05 luglio 2006

Arrivano i nostri: Beppe da noi il 12 Luglio


Vorrei trovare le parole migliori, le più stupevoli e le più grate per dire a tutti che il grande Beppe sarà proprio qui con noi il 12 luglio prossimo: La scienza in piazza! Per salvare il Delta!
Perchè in piazza? perchè lì c'è tanta gente che lo ascolterà con orecchie e cuore.
cosa vuoi fartene di tanti ingegneri supertecnologici (con tutto il rispetto) dal cuore di ferro, se poi sanno le cose e fanno il contrario?
E' più facile per un cammello ...

Ecco allora: la scienza per la gente semplice, che quello che sa, come si suol dire, lo mette in opera. E si ricorda di quello che dici, anche se come sempre non si può fare di ogni erba un fascio.

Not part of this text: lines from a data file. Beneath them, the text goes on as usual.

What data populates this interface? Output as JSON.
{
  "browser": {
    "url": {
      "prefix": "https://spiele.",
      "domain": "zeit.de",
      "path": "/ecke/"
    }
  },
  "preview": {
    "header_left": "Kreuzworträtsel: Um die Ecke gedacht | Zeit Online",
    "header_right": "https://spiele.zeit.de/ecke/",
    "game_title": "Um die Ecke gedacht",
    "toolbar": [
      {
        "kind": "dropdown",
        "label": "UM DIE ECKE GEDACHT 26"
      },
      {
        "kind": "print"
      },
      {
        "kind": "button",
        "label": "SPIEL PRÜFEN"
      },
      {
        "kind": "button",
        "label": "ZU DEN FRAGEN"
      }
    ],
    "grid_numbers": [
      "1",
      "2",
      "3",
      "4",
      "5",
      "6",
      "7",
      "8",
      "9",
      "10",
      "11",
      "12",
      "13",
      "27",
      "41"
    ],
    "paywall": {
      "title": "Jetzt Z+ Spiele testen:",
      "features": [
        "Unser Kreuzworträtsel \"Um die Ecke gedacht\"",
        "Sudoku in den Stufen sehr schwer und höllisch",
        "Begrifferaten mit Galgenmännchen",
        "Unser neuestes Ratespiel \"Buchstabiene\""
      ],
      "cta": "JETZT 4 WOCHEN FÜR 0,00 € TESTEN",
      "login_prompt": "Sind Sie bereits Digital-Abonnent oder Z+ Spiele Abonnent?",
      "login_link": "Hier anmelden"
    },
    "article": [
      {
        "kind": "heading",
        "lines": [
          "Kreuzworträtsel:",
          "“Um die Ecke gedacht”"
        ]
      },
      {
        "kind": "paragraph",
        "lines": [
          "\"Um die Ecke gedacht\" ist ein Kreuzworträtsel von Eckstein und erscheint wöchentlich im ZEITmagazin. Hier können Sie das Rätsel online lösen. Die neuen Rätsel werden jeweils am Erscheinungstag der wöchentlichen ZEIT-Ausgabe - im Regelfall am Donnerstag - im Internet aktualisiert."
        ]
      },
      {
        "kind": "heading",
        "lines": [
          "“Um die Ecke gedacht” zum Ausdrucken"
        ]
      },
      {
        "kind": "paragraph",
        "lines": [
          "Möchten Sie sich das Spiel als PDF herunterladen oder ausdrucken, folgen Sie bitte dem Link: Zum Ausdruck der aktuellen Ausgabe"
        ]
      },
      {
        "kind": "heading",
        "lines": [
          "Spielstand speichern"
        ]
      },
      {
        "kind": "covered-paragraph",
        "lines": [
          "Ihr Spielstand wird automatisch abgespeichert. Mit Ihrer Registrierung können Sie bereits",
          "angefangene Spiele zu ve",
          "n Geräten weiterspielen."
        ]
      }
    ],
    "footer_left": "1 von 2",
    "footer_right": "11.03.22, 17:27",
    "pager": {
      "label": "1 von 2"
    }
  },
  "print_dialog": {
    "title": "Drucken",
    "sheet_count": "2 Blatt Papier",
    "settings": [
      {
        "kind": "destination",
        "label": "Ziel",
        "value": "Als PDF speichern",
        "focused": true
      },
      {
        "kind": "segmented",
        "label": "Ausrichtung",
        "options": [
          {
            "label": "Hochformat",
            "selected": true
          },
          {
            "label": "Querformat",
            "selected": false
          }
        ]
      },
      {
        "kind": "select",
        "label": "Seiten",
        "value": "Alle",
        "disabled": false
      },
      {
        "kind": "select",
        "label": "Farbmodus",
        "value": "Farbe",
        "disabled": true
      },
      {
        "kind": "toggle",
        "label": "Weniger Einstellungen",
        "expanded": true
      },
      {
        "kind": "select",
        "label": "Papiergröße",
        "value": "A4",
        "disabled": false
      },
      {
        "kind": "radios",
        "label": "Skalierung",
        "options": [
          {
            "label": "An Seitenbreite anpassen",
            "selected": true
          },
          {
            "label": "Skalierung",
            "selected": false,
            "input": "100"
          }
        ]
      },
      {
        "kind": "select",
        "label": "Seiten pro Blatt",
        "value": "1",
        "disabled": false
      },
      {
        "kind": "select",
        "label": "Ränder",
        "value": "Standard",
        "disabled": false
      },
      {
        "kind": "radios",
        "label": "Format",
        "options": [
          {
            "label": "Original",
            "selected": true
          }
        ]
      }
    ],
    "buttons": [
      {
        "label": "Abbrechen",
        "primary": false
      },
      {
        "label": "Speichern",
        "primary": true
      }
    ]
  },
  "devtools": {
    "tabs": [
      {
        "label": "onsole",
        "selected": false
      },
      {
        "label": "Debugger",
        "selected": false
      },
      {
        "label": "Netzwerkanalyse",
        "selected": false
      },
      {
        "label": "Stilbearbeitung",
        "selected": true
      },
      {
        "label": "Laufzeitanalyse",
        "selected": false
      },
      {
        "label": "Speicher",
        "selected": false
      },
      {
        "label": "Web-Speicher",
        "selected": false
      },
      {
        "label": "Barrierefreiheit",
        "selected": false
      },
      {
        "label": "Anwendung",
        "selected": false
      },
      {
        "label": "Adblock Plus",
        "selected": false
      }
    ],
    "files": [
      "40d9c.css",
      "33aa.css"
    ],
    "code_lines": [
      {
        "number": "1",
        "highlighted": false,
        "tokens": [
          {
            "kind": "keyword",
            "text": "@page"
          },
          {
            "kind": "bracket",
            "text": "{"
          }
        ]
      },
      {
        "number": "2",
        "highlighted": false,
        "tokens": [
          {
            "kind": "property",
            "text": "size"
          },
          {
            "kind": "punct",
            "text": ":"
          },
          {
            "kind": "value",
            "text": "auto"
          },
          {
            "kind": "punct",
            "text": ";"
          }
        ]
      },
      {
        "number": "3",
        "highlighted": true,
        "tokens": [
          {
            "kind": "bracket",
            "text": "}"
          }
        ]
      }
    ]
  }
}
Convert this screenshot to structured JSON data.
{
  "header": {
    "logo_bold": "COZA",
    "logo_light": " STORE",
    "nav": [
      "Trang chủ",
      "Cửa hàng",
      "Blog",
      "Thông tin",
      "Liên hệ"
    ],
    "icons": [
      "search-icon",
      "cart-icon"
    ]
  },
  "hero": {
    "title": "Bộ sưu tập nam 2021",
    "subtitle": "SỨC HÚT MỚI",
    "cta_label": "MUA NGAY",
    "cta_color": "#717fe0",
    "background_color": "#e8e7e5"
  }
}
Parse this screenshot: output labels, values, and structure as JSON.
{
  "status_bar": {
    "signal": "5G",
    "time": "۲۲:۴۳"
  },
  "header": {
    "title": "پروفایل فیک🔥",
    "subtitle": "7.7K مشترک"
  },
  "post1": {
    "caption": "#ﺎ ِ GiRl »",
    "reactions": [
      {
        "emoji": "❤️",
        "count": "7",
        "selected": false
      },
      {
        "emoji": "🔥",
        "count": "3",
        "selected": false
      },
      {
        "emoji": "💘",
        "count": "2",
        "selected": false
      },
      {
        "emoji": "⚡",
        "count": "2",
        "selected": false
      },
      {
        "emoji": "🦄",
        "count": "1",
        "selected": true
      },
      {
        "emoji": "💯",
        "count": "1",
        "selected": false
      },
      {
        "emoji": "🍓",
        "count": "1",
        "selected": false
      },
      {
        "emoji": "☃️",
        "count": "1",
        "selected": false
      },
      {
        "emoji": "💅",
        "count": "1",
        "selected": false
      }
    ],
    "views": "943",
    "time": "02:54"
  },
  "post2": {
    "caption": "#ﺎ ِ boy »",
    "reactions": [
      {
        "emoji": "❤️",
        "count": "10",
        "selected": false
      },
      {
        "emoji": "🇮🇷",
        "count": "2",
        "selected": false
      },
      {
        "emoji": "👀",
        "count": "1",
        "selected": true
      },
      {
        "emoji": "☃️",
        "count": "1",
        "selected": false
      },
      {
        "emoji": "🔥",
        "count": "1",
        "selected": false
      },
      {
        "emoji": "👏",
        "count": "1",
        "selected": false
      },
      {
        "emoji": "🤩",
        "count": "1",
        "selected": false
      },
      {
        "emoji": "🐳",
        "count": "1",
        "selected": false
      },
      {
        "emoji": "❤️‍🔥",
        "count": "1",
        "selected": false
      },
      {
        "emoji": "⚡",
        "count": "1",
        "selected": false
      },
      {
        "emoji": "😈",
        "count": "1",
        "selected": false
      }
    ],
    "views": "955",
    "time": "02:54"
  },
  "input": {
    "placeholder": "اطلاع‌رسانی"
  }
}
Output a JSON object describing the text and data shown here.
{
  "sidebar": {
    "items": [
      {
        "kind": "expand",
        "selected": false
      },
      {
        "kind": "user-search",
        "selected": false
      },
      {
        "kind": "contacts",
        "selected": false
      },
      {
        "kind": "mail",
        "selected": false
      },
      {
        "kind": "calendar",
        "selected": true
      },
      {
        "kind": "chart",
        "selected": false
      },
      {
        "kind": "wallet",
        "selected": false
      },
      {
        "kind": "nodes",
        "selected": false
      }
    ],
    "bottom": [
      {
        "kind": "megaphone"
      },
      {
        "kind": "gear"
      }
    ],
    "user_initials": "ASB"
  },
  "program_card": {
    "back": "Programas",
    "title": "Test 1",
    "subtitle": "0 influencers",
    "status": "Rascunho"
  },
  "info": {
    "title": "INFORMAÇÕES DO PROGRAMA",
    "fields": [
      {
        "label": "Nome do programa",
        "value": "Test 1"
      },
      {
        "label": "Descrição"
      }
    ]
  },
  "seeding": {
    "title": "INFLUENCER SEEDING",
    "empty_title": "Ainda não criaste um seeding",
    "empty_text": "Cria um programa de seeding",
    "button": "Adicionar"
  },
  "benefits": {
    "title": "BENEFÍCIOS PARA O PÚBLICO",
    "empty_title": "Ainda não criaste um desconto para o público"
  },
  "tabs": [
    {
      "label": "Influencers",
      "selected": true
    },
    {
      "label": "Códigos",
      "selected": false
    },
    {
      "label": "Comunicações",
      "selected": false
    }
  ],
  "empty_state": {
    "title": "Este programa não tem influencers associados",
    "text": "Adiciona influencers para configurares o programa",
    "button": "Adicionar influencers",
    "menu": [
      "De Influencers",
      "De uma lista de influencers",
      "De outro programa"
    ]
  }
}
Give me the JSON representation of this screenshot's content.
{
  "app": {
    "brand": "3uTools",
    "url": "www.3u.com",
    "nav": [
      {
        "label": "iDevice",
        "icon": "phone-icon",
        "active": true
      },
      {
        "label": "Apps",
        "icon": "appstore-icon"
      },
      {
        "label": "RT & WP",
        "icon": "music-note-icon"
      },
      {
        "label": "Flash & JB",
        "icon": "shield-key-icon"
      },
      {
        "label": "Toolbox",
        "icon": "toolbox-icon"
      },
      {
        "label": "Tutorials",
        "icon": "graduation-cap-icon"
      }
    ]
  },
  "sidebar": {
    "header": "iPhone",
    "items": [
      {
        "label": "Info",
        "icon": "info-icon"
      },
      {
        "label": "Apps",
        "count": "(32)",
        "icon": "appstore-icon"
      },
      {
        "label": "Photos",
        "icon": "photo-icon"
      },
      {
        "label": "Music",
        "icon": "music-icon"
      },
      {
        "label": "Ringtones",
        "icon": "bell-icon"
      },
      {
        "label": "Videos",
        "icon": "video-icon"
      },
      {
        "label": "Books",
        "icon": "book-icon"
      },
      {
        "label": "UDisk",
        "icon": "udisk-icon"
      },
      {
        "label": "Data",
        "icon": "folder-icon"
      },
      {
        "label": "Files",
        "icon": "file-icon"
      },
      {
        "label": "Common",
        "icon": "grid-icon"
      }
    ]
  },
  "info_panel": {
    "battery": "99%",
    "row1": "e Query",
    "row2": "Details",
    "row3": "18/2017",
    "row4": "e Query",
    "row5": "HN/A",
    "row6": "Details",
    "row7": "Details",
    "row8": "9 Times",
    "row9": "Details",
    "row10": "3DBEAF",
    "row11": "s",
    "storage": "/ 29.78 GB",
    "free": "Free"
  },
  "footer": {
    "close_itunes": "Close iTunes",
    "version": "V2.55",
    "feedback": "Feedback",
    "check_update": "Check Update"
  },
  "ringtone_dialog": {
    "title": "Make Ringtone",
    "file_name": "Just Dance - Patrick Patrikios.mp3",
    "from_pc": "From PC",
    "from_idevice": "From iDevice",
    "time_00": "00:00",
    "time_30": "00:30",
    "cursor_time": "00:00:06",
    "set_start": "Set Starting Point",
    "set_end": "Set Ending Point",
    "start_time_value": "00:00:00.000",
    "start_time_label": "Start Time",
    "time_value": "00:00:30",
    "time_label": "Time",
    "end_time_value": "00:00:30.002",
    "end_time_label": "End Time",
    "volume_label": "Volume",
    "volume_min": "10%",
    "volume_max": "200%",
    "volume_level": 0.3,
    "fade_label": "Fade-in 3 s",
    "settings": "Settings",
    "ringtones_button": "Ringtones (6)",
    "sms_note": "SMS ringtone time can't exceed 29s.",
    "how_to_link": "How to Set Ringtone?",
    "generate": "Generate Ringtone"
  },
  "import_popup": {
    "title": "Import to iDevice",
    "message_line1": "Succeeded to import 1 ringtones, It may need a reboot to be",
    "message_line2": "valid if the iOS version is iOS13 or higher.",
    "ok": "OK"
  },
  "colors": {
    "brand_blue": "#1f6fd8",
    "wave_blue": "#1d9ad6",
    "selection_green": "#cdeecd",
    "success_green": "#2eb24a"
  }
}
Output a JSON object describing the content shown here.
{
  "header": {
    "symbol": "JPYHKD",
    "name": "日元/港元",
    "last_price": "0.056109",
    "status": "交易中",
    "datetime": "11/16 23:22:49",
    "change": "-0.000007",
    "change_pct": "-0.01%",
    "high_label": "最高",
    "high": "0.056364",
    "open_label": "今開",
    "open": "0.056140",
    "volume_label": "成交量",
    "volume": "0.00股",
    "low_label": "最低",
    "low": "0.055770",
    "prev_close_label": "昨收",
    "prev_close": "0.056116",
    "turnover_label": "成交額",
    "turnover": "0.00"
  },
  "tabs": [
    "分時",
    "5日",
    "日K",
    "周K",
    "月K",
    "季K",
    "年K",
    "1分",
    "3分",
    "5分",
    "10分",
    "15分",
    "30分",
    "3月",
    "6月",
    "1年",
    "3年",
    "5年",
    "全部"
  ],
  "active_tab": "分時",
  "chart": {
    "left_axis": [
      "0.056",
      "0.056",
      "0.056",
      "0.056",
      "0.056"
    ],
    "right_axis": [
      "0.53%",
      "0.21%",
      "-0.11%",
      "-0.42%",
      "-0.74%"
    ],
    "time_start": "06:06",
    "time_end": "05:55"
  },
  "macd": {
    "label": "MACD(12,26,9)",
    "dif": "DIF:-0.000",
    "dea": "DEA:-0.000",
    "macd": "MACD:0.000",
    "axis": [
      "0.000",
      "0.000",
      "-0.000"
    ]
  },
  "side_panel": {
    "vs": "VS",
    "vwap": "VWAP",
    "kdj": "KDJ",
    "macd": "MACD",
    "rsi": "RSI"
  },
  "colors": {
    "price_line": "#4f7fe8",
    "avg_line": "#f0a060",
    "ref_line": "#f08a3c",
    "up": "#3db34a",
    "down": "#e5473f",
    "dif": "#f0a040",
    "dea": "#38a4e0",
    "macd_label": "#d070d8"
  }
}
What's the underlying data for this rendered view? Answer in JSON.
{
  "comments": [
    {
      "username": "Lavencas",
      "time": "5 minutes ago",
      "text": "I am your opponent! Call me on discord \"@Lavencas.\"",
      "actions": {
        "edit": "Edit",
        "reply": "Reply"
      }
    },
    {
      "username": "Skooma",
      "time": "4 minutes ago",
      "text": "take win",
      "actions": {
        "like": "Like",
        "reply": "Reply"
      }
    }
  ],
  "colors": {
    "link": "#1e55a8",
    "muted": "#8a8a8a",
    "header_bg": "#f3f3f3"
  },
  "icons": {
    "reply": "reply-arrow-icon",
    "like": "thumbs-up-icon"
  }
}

Per ringraziarti caro Beppe ti abbracciamo fin d'ora : sei proprio uno di noi.

Per oggi credo di aver quasi esagerato con le massime, i detti pop e i proverbi.
Vi lascio la locandina un po' apocalittica e bellissima che pubblicizza l'evento, utile alla raccolta fondi per il microscopio a scansione ambientale che serve al Dott. Montanari di Nanodiagnostics per continuare le ricerche.

Scarica e diffondi la locandina

6 commenti:

Anonimo ha detto...

Volevo solo dire che anche gli Ingegneri sono delle persone...

maria luisa ha detto...

caro Anonimo probabile ingegnere,
non sarà il tuo caso. Scusami, non volevo ferirti ... E' vero, non sono solo gli ingegneri.
Vale anche per molti medici, molti biologi, moltissimi chimici, moltissimi insegnanti ... che si allenano continumente a tenere ben separati la teoria dalla pratica.
Se va bene siamo tutti ecologisti, tutti salutisti, tutti ambientalisti e anche animalisti, ma solo in teoria. Parliamo di energie rinnovabili e può andare bene anche il carbone. Amiamo i Parchi naturali, ma a casa degli altri. Qui può andar bene tutto. Qui non sappiamo nemmeno quali e quante specie protette di uccelli vivono nel nostro Delta, e non ci curiamo se il lavori per il gasdotto attraversano le valli dove nidificano proprio nel periodo della nidificazione!
Converrai con me: a cosa servono gli scienziati se non diventano più ...responsabili?
ciao e grazie

Anonimo ha detto...

Anch'io sono ingegnere e non mi vergogno del mio titolo di studi che, perltro, mi è costato grande impegno e notevole fatica. Peraltro da circa 25 anni mi batto in prima persona per salvare l'ambiente. Nel corso di studi e nella vita professionale ho conosciuto parecchi colleghi pervasi dal mito della scienza e della tecnica, convinti che con la ragione l'uomo possa risolvere ogni problema. Non ho mai fatto parte di questa categoria e come me tanti altri. Non è giusto dunque generalizzare ed è anzi corretto riconoscere che grazie all'impegno anche di persone fortemente attratte dalla tecnica il mondo è andato avanti. Gli esempi si sprecano. Certo poi ci sono casi eclatanto come Lunardi e Castelli che un po' danneggiano l'immagine della categoria ma non si puo' fare di ogni erba un fascio.
Massimo Benà

maria luisa ha detto...

grazie Massimo, è un onore averti nel mio blog

Menotti Passarella ha detto...

Ciao Maria Luisa. Nel confermarti che anch'io sarò a Porto Viro, ti comunico che si stanno mobilitando i gruppi locali di supporto a Beppe Grillo (i 'meetup' sono i gruppi, mentre i 'meetupperi' sono i supporter), cioè quelli di Ferrara e Padova (a Rovigo non c'è). Verrà gente perciò dal ferrarese e da varie zone del Veneto.

maria luisa ha detto...

Grazie al caro Menotti e a tutti gli amici di Beppe.